Virginia Woods Callahan

  • In the foreground of Giovanni Bellini's "Feast of the Gods", painted in 1511—1514 for the studiolo of Alfonso d'Este, Duke of Ferrara, sit an embracing couple and other divinities; in this central pair the female figure has remained mysterious. Anthony Colantuono identified her as an image of the Earth. Paul Holbertson recently maintained that his candidate (Pomona) should have been recognized by the fruit she holds, as well as those in the bowl in front of her. But those fruits (which have not previously been identified) are quinces; and the quince was associated since classical times with epithalamic themes. Alciato's popular Renaissance emblem of the quince tree (Cotonea) derived directly from Plutarch's constant trading on the epithalamic character of the quince, which was con­ductive to a bride's good temperament, speech, and disposition.
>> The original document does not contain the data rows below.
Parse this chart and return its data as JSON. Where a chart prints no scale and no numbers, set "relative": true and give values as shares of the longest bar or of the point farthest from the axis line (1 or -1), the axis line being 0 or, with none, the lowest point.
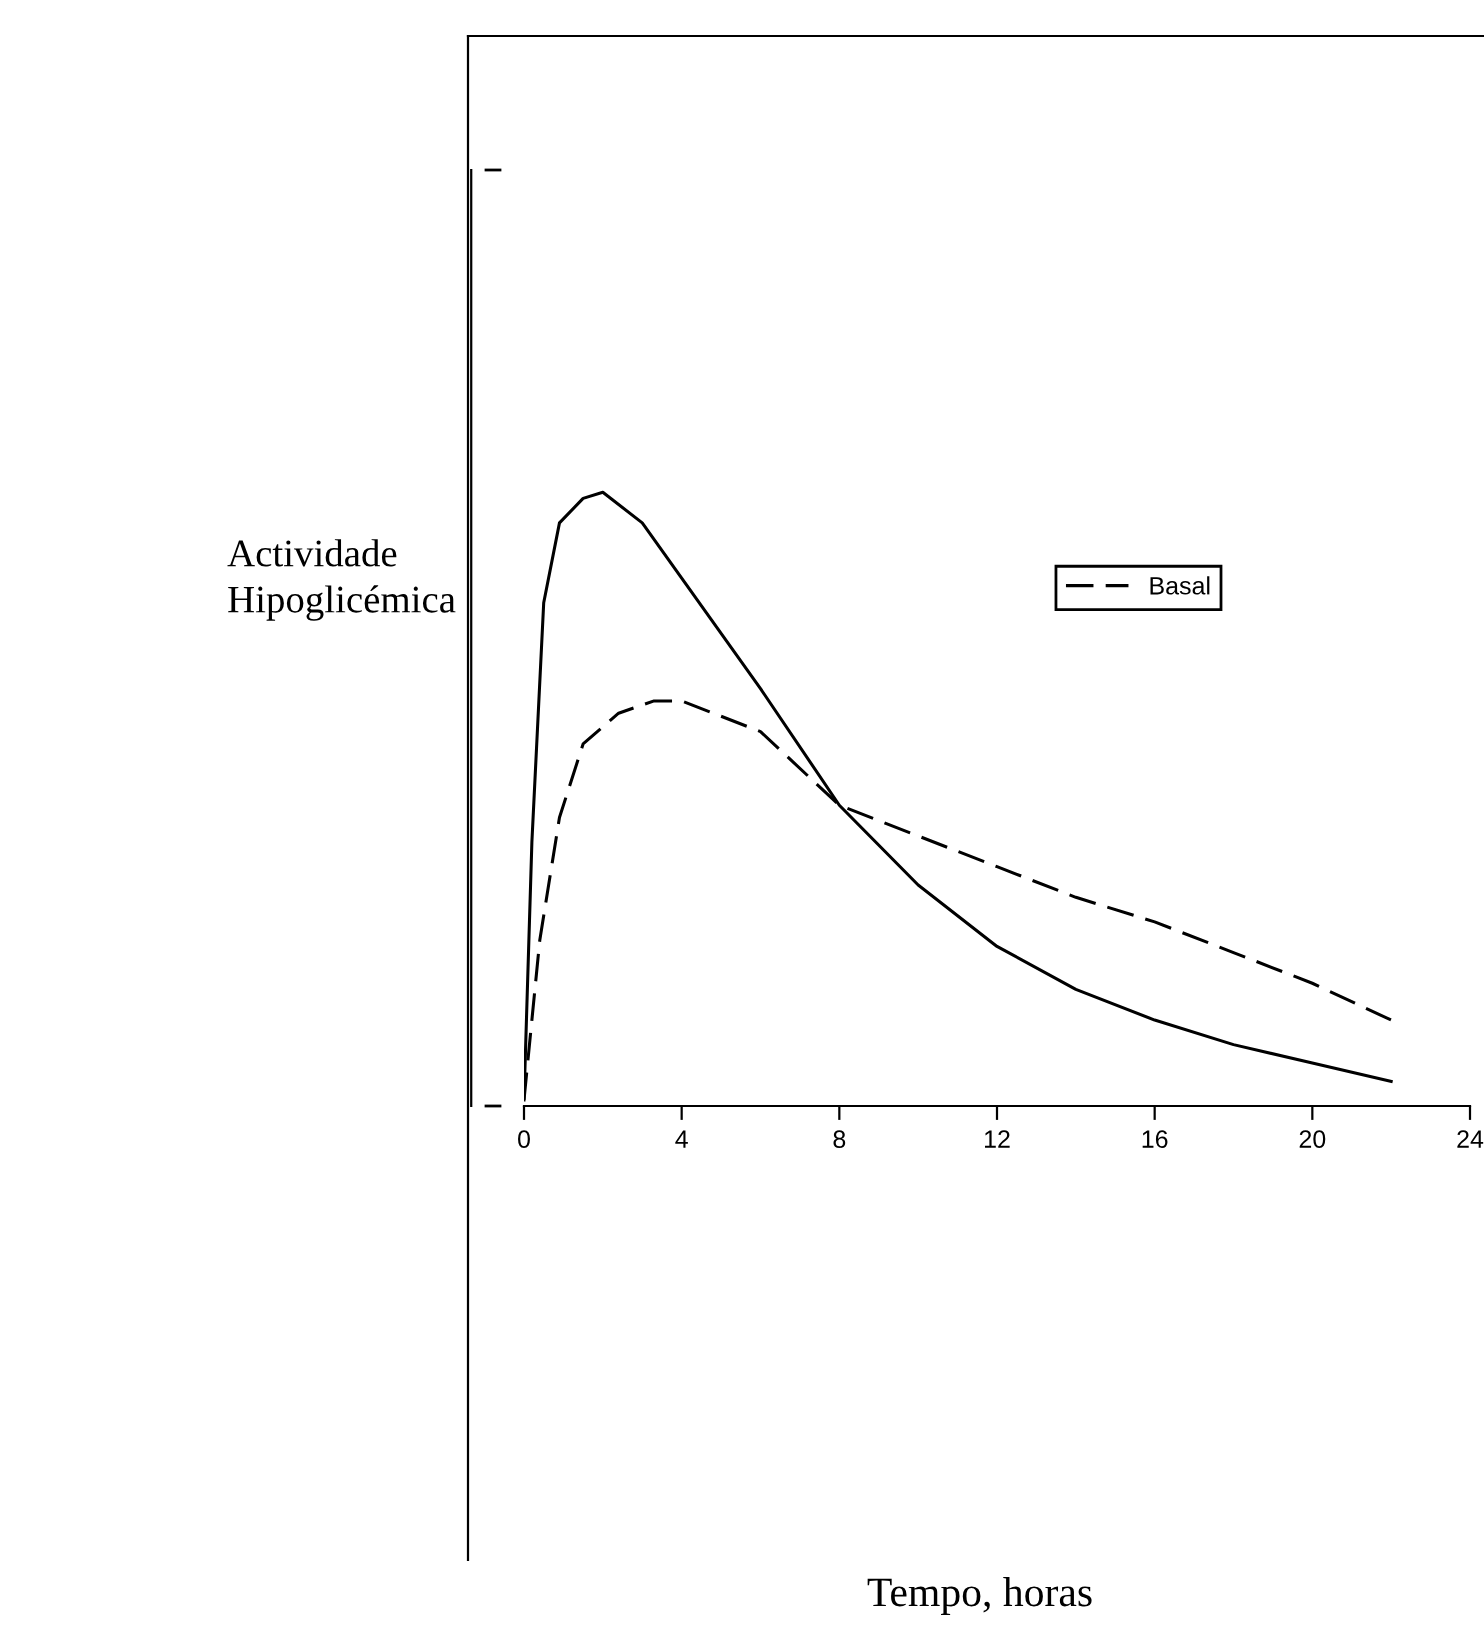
{
  "chart_data": {
    "type": "line",
    "annotations": [
      "Tempo, horas"
    ],
    "ylabel": "Actividade\nHipoglicémica",
    "relative": true,
    "xlim": [
      0,
      24
    ],
    "xticks": [
      0,
      4,
      8,
      12,
      16,
      20,
      24
    ],
    "grid": false,
    "legend": "top right",
    "series": [
      {
        "color": "#000000",
        "line_style": "solid",
        "x": [
          0,
          0.2,
          0.5,
          0.9,
          1.5,
          2.0,
          3.0,
          4,
          6,
          8,
          10,
          12,
          14,
          16,
          18,
          20,
          22
        ],
        "values": [
          0.01,
          0.43,
          0.82,
          0.95,
          0.99,
          1.0,
          0.95,
          0.86,
          0.68,
          0.49,
          0.36,
          0.26,
          0.19,
          0.14,
          0.1,
          0.07,
          0.04
        ]
      },
      {
        "name": "Basal",
        "color": "#000000",
        "line_style": "dashed",
        "x": [
          0,
          0.4,
          0.9,
          1.5,
          2.4,
          3.3,
          4,
          6,
          8,
          10,
          12,
          14,
          16,
          18,
          20,
          22
        ],
        "values": [
          0.01,
          0.27,
          0.47,
          0.59,
          0.64,
          0.66,
          0.66,
          0.61,
          0.49,
          0.44,
          0.39,
          0.34,
          0.3,
          0.25,
          0.2,
          0.14
        ]
      }
    ]
  }
}
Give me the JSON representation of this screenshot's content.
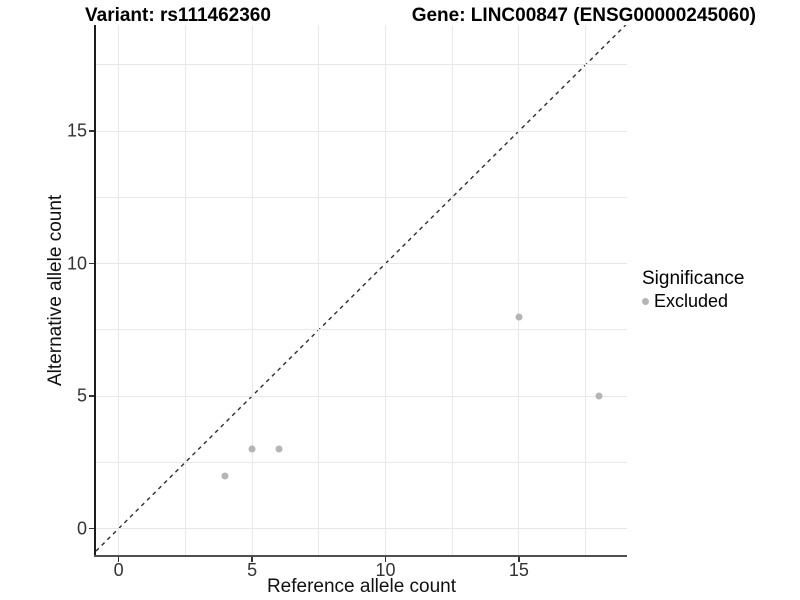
{
  "chart_data": {
    "type": "scatter",
    "title_left": "Variant: rs111462360",
    "title_right": "Gene: LINC00847 (ENSG00000245060)",
    "xlabel": "Reference allele count",
    "ylabel": "Alternative allele count",
    "x_range": [
      -0.85,
      19.05
    ],
    "y_range": [
      -1,
      19
    ],
    "x_ticks": [
      0,
      5,
      10,
      15
    ],
    "y_ticks": [
      0,
      5,
      10,
      15
    ],
    "minor_gridlines": [
      2.5,
      7.5,
      12.5,
      17.5
    ],
    "grid": "on",
    "points": [
      {
        "x": 4,
        "y": 2,
        "series": "Excluded"
      },
      {
        "x": 5,
        "y": 3,
        "series": "Excluded"
      },
      {
        "x": 6,
        "y": 3,
        "series": "Excluded"
      },
      {
        "x": 15,
        "y": 8,
        "series": "Excluded"
      },
      {
        "x": 18,
        "y": 5,
        "series": "Excluded"
      }
    ],
    "identity_line": {
      "equation": "y = x",
      "style": "dashed",
      "color": "#2d2d2d"
    },
    "colors": {
      "point": "#b5b5b5",
      "gridline": "#e8e8e8",
      "axis_text": "#333333",
      "title": "#000000"
    },
    "legend": {
      "title": "Significance",
      "position": "right",
      "items": [
        {
          "label": "Excluded",
          "color": "#b5b5b5"
        }
      ]
    }
  }
}
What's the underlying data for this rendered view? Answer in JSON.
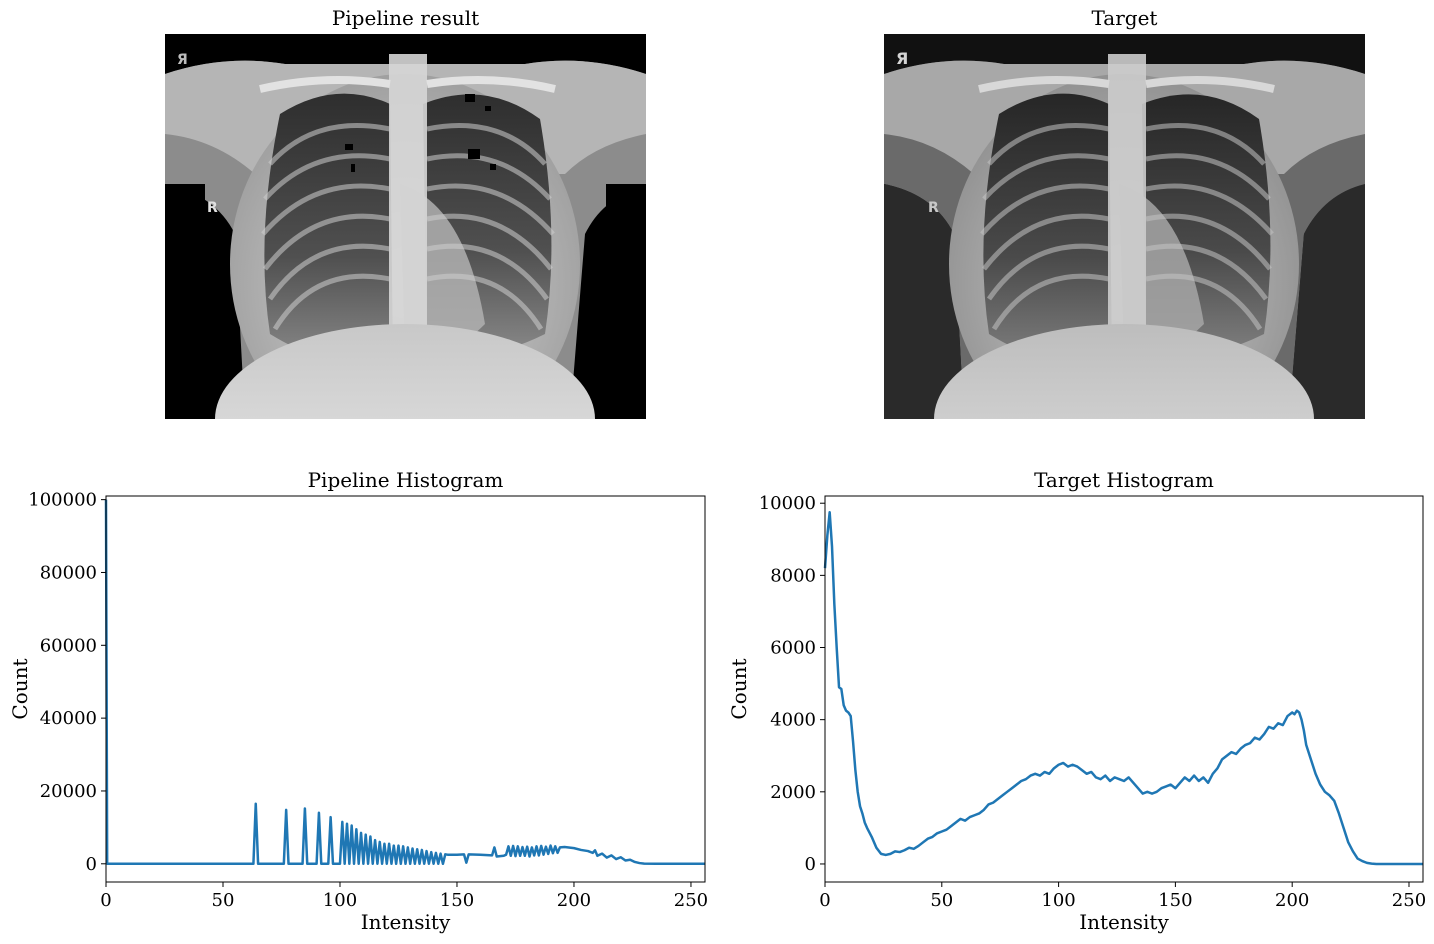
{
  "images": {
    "left_title": "Pipeline result",
    "right_title": "Target",
    "left_marker": "R",
    "right_marker": "R",
    "left_corner_marker": "Я",
    "right_corner_marker": "Я"
  },
  "colors": {
    "line": "#1f77b4",
    "axes": "#000000",
    "background": "#ffffff"
  },
  "chart_data": [
    {
      "type": "line",
      "title": "Pipeline Histogram",
      "xlabel": "Intensity",
      "ylabel": "Count",
      "xlim": [
        0,
        256
      ],
      "ylim": [
        -5000,
        101000
      ],
      "xticks": [
        0,
        50,
        100,
        150,
        200,
        250
      ],
      "yticks": [
        0,
        20000,
        40000,
        60000,
        80000,
        100000
      ],
      "grid": false,
      "series": [
        {
          "x": [
            0,
            0.5,
            1,
            63,
            64,
            65,
            76,
            77,
            78,
            84,
            85,
            86,
            90,
            91,
            92,
            95,
            96,
            97,
            100,
            101,
            102,
            103,
            104,
            105,
            106,
            107,
            108,
            109,
            110,
            111,
            112,
            113,
            114,
            115,
            116,
            117,
            118,
            119,
            120,
            121,
            122,
            123,
            124,
            125,
            126,
            127,
            128,
            129,
            130,
            131,
            132,
            133,
            134,
            135,
            136,
            137,
            138,
            139,
            140,
            141,
            142,
            143,
            144,
            145,
            146,
            150,
            153,
            154,
            155,
            160,
            165,
            166,
            167,
            170,
            171,
            172,
            173,
            174,
            175,
            176,
            177,
            178,
            179,
            180,
            181,
            182,
            183,
            184,
            185,
            186,
            187,
            188,
            189,
            190,
            191,
            192,
            193,
            194,
            196,
            200,
            203,
            206,
            208,
            209,
            210,
            212,
            214,
            216,
            218,
            220,
            222,
            224,
            226,
            228,
            230,
            235,
            240,
            256
          ],
          "values": [
            100000,
            0,
            0,
            0,
            16500,
            0,
            0,
            14800,
            0,
            0,
            15200,
            0,
            0,
            14000,
            0,
            0,
            12800,
            0,
            0,
            11500,
            0,
            11000,
            0,
            10500,
            0,
            9500,
            0,
            8500,
            0,
            8000,
            0,
            7500,
            0,
            6500,
            0,
            6000,
            0,
            5500,
            0,
            5500,
            0,
            5000,
            0,
            5000,
            0,
            4800,
            0,
            4500,
            0,
            4200,
            0,
            4000,
            0,
            3800,
            0,
            3500,
            0,
            3200,
            0,
            3000,
            0,
            2800,
            0,
            2600,
            2500,
            2500,
            2600,
            300,
            2600,
            2500,
            2300,
            4500,
            2000,
            2200,
            2500,
            4800,
            2200,
            4900,
            2100,
            4800,
            2200,
            4600,
            2200,
            4700,
            2000,
            4500,
            2300,
            4800,
            2300,
            4900,
            2500,
            4700,
            2700,
            5000,
            2900,
            4800,
            3000,
            4500,
            4600,
            4300,
            3800,
            3500,
            3000,
            3700,
            2200,
            2800,
            1700,
            2300,
            1300,
            1800,
            900,
            1100,
            500,
            200,
            50,
            0,
            0,
            0
          ]
        }
      ]
    },
    {
      "type": "line",
      "title": "Target Histogram",
      "xlabel": "Intensity",
      "ylabel": "Count",
      "xlim": [
        0,
        256
      ],
      "ylim": [
        -500,
        10200
      ],
      "xticks": [
        0,
        50,
        100,
        150,
        200,
        250
      ],
      "yticks": [
        0,
        2000,
        4000,
        6000,
        8000,
        10000
      ],
      "grid": false,
      "series": [
        {
          "x": [
            0,
            1,
            2,
            3,
            4,
            5,
            6,
            7,
            8,
            9,
            10,
            11,
            12,
            13,
            14,
            15,
            16,
            17,
            18,
            20,
            22,
            24,
            26,
            28,
            30,
            32,
            34,
            36,
            38,
            40,
            42,
            44,
            46,
            48,
            50,
            52,
            54,
            56,
            58,
            60,
            62,
            64,
            66,
            68,
            70,
            72,
            74,
            76,
            78,
            80,
            82,
            84,
            86,
            88,
            90,
            92,
            94,
            96,
            98,
            100,
            102,
            104,
            106,
            108,
            110,
            112,
            114,
            116,
            118,
            120,
            122,
            124,
            126,
            128,
            130,
            132,
            134,
            136,
            138,
            140,
            142,
            144,
            146,
            148,
            150,
            152,
            154,
            156,
            158,
            160,
            162,
            164,
            166,
            168,
            170,
            172,
            174,
            176,
            178,
            180,
            182,
            184,
            186,
            188,
            190,
            192,
            194,
            196,
            198,
            200,
            201,
            202,
            203,
            204,
            205,
            206,
            208,
            210,
            212,
            214,
            216,
            218,
            220,
            222,
            224,
            226,
            228,
            230,
            232,
            234,
            236,
            240,
            245,
            256
          ],
          "values": [
            8200,
            9100,
            9750,
            8800,
            7200,
            6000,
            4900,
            4850,
            4400,
            4250,
            4200,
            4100,
            3400,
            2600,
            2000,
            1600,
            1400,
            1150,
            1000,
            750,
            450,
            280,
            250,
            280,
            350,
            330,
            380,
            450,
            420,
            500,
            600,
            700,
            750,
            850,
            900,
            950,
            1050,
            1150,
            1250,
            1200,
            1300,
            1350,
            1400,
            1500,
            1650,
            1700,
            1800,
            1900,
            2000,
            2100,
            2200,
            2300,
            2350,
            2450,
            2500,
            2450,
            2550,
            2500,
            2650,
            2750,
            2800,
            2700,
            2750,
            2700,
            2600,
            2500,
            2550,
            2400,
            2350,
            2450,
            2300,
            2400,
            2350,
            2300,
            2400,
            2250,
            2100,
            1950,
            2000,
            1950,
            2000,
            2100,
            2150,
            2200,
            2100,
            2250,
            2400,
            2300,
            2450,
            2300,
            2400,
            2250,
            2500,
            2650,
            2900,
            3000,
            3100,
            3050,
            3200,
            3300,
            3350,
            3500,
            3450,
            3600,
            3800,
            3750,
            3900,
            3850,
            4100,
            4200,
            4150,
            4250,
            4200,
            4000,
            3700,
            3300,
            2900,
            2500,
            2200,
            2000,
            1900,
            1750,
            1400,
            1000,
            600,
            350,
            150,
            80,
            30,
            10,
            0,
            0,
            0,
            0
          ]
        }
      ]
    }
  ]
}
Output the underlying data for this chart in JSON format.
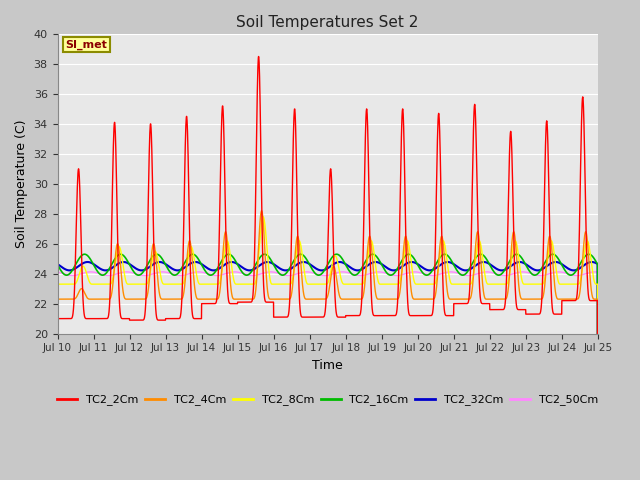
{
  "title": "Soil Temperatures Set 2",
  "xlabel": "Time",
  "ylabel": "Soil Temperature (C)",
  "ylim": [
    20,
    40
  ],
  "yticks": [
    20,
    22,
    24,
    26,
    28,
    30,
    32,
    34,
    36,
    38,
    40
  ],
  "xtick_labels": [
    "Jul 10",
    "Jul 11",
    "Jul 12",
    "Jul 13",
    "Jul 14",
    "Jul 15",
    "Jul 16",
    "Jul 17",
    "Jul 18",
    "Jul 19",
    "Jul 20",
    "Jul 21",
    "Jul 22",
    "Jul 23",
    "Jul 24",
    "Jul 25"
  ],
  "annotation_text": "SI_met",
  "annotation_box_facecolor": "#FFFF99",
  "annotation_box_edgecolor": "#8B8B00",
  "annotation_text_color": "#8B0000",
  "series": {
    "TC2_2Cm": {
      "color": "#FF0000",
      "linewidth": 1.0
    },
    "TC2_4Cm": {
      "color": "#FF8C00",
      "linewidth": 1.0
    },
    "TC2_8Cm": {
      "color": "#FFFF00",
      "linewidth": 1.0
    },
    "TC2_16Cm": {
      "color": "#00BB00",
      "linewidth": 1.2
    },
    "TC2_32Cm": {
      "color": "#0000CC",
      "linewidth": 1.5
    },
    "TC2_50Cm": {
      "color": "#FF88FF",
      "linewidth": 1.0
    }
  },
  "fig_facecolor": "#C8C8C8",
  "plot_facecolor": "#E8E8E8",
  "grid_color": "#FFFFFF",
  "num_days": 15,
  "peaks_2cm": [
    31.0,
    34.1,
    34.0,
    34.5,
    35.2,
    38.5,
    35.0,
    31.0,
    35.0,
    35.0,
    34.7,
    35.3,
    33.5,
    34.2,
    35.8
  ],
  "mins_2cm": [
    21.0,
    21.0,
    20.9,
    21.0,
    22.0,
    22.1,
    21.1,
    21.1,
    21.2,
    21.2,
    21.2,
    22.0,
    21.6,
    21.3,
    22.2
  ],
  "peaks_4cm": [
    23.0,
    26.0,
    26.0,
    26.2,
    26.8,
    28.2,
    26.5,
    24.5,
    26.5,
    26.5,
    26.5,
    26.8,
    26.8,
    26.5,
    26.8
  ],
  "mins_4cm": [
    22.3,
    22.3,
    22.3,
    22.3,
    22.3,
    22.3,
    22.3,
    22.3,
    22.3,
    22.3,
    22.3,
    22.3,
    22.3,
    22.3,
    22.3
  ],
  "peaks_8cm": [
    24.5,
    25.8,
    25.5,
    25.8,
    26.2,
    27.8,
    26.2,
    25.2,
    26.2,
    26.2,
    26.2,
    26.2,
    26.2,
    26.2,
    26.2
  ],
  "mins_8cm": [
    23.3,
    23.3,
    23.3,
    23.3,
    23.3,
    23.3,
    23.3,
    23.3,
    23.3,
    23.3,
    23.3,
    23.3,
    23.3,
    23.3,
    23.3
  ],
  "peak_hour_2cm": 14,
  "peak_hour_4cm": 16,
  "peak_hour_8cm": 17,
  "sharpness_2cm": 6.0,
  "sharpness_4cm": 3.5,
  "sharpness_8cm": 2.5
}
The bride whom Bellini shows through this device as preparing for her (renewed) nuptials with Pluto is therefore clearly to be identified as Persephone; and that circumstance also resolves the vexed question of the season which Bellini intended to represent: it is early autumn, as Persephone prepares to descend for her annual six-month residence in Hades, as the consort of Pluto, whose name means wealth (an indirect reference, perhaps, to the patron himself?). Such a possibility gains interest from the fact that Alfonso's son, Ercole II d'Este, was in fact the Ferrarese patron of Alciato.